Let’s start with the brutally obvious: Why do nearly all major ballet companies still insist on performing that dusty old classic “The Nutcracker” every damn holiday season? Don’t get me wrong, Tchaikovsky’s iconic score slaps and those elaborate sets/costumes are gorgeous eye candy. But the plot itself feels as musty as your great-aunt’s attic.

A young girl who dreams of sweets and gets swept into a magical kingdom filled with anthropomorphic treats and toy soldiers duking it out? By the twenty-first century, you’d think creatives could come up with a more inspired concept than audiences digesting glorified diabetes propaganda year after year.

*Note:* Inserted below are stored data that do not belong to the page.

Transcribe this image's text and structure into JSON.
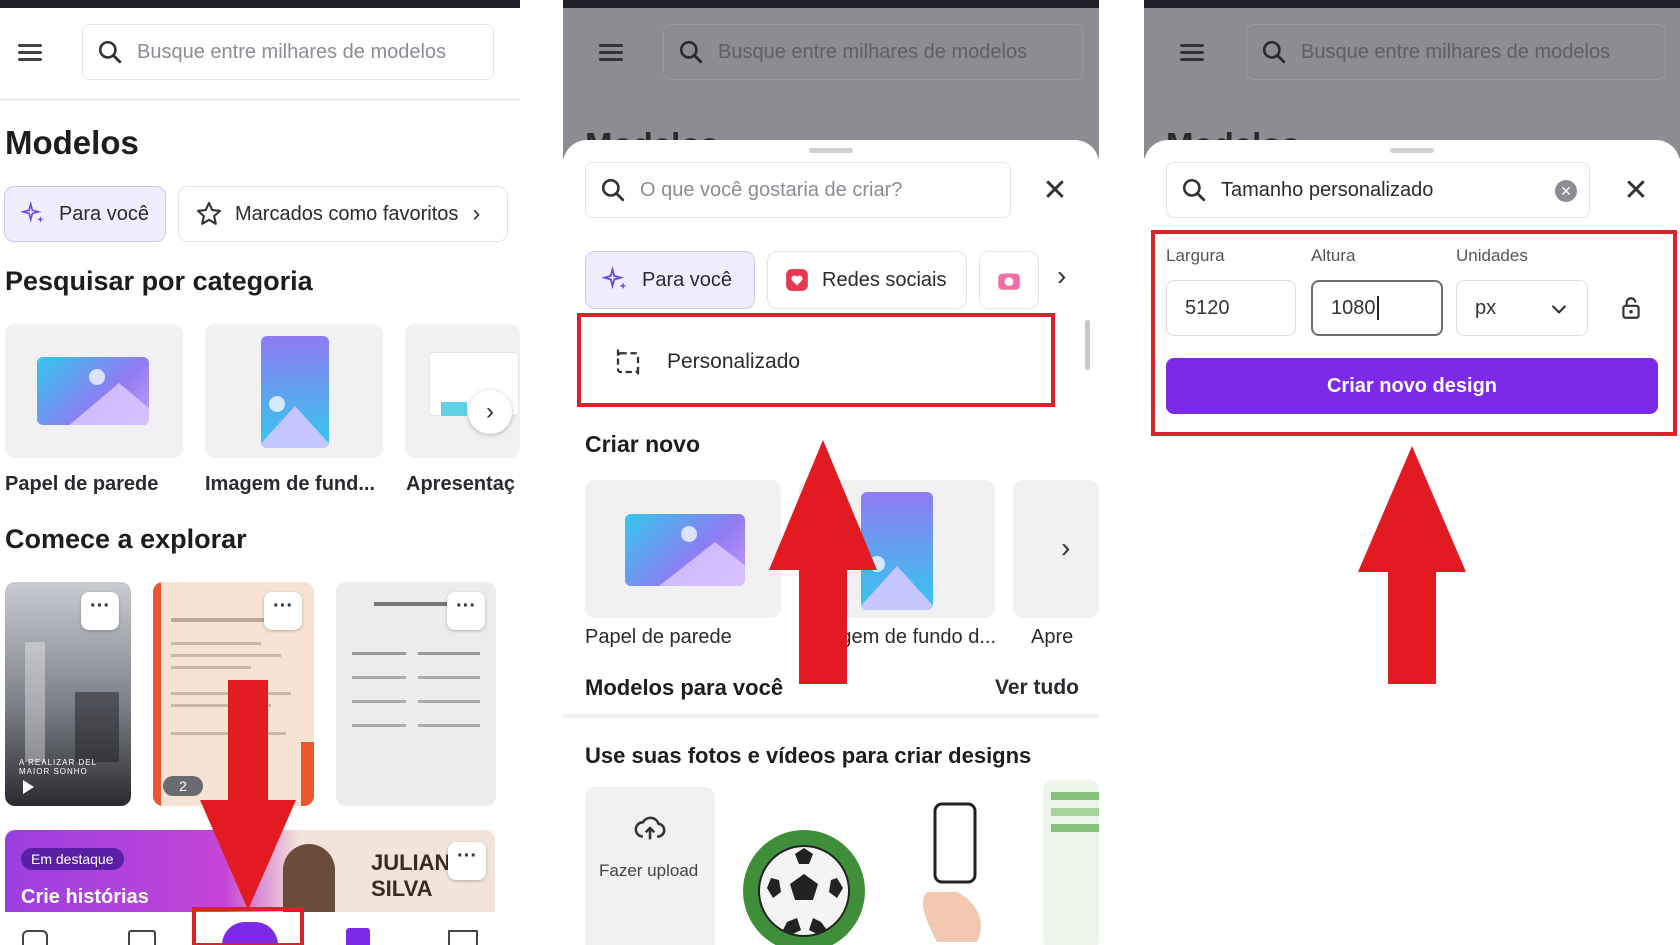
{
  "panel1": {
    "search_placeholder": "Busque entre milhares de modelos",
    "title": "Modelos",
    "chips": [
      {
        "label": "Para você",
        "icon": "sparkle-icon"
      },
      {
        "label": "Marcados como favoritos",
        "icon": "star-icon"
      }
    ],
    "category_heading": "Pesquisar por categoria",
    "categories": [
      "Papel de parede",
      "Imagem de fund...",
      "Apresentaç"
    ],
    "explore_heading": "Comece a explorar",
    "explore_cards": {
      "card1_text": "A REALIZAR DEL MAIOR SONHO",
      "card2_badge": "2",
      "featured_badge": "Em destaque",
      "featured_text": "Crie histórias",
      "featured_name_1": "JULIAN",
      "featured_name_2": "SILVA"
    }
  },
  "panel2": {
    "search_placeholder": "Busque entre milhares de modelos",
    "bg_title": "Modelos",
    "sheet_search_placeholder": "O que você gostaria de criar?",
    "chips": [
      {
        "label": "Para você",
        "icon": "sparkle-icon"
      },
      {
        "label": "Redes sociais",
        "icon": "heart-icon"
      }
    ],
    "custom_label": "Personalizado",
    "create_heading": "Criar novo",
    "create_items": [
      "Papel de parede",
      "Imagem de fundo d...",
      "Apre"
    ],
    "for_you_heading": "Modelos para você",
    "see_all": "Ver tudo",
    "photos_heading": "Use suas fotos e vídeos para criar designs",
    "upload_label": "Fazer upload"
  },
  "panel3": {
    "search_placeholder": "Busque entre milhares de modelos",
    "bg_title": "Modelos",
    "sheet_search_value": "Tamanho personalizado",
    "width_label": "Largura",
    "height_label": "Altura",
    "units_label": "Unidades",
    "width_value": "5120",
    "height_value": "1080",
    "units_value": "px",
    "create_button": "Criar novo design"
  },
  "colors": {
    "accent": "#7d2ae8",
    "highlight_red": "#d8232a",
    "arrow_red": "#e21b23"
  }
}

Yet ballet bigwigs claims this stale chestnut is their “chief bread-winner” in terms of skimming that plump holiday ticket revenue off families craving tradition. I callbah humbug on that lame excuse for lazy programming. How many times can you trot out that same macadamized cheval routine before even the pre-teen bunchkins start yawning?

Speaking of which, the overall inclusion of actual children in professional ballet productions needs a serious rethink. Yes, their pint-sized whimsy plays well to theOwiee Isn’t That Cute crowd. But is it really okay in 2024 to be hauling adolescents into grueling rehearsals that can mess with their development? Little Mikhail’s tender spinal cord thanks you.

Then there’s the skewed body image demands foisted upon adult dancers, especially the ballerina ideal of waifishly frail twig figures. In an era of increasing body autonomy and empowerment, companies still openly promote the controversial “fat shaming” mentality among their older ranks. Heaven forbid a triple threat grace the stage with thighs that actually make contact!

Of course, no ballet brouhaha would be complete without addressing the blasted slippers. Those bubblegum-colored satins with reinforced boxes for the toes scream “antiquated foot binding” louder than a famous Russian coach ranting in the wings. How have dancers not raised an anarchist mutiny against such Medieval torture devices for their precious pieds?

At its core, ballet is one of the highest artistic expressions of human grace and physicality. Yet many of its enduring traditions feel about as modern as the coal furnaces that used to heat those old European opera houses. If the field’s extreme conservatism persists, soon they’ll be dismissed as musty relics permanently trapped entre quartres in a bygone era.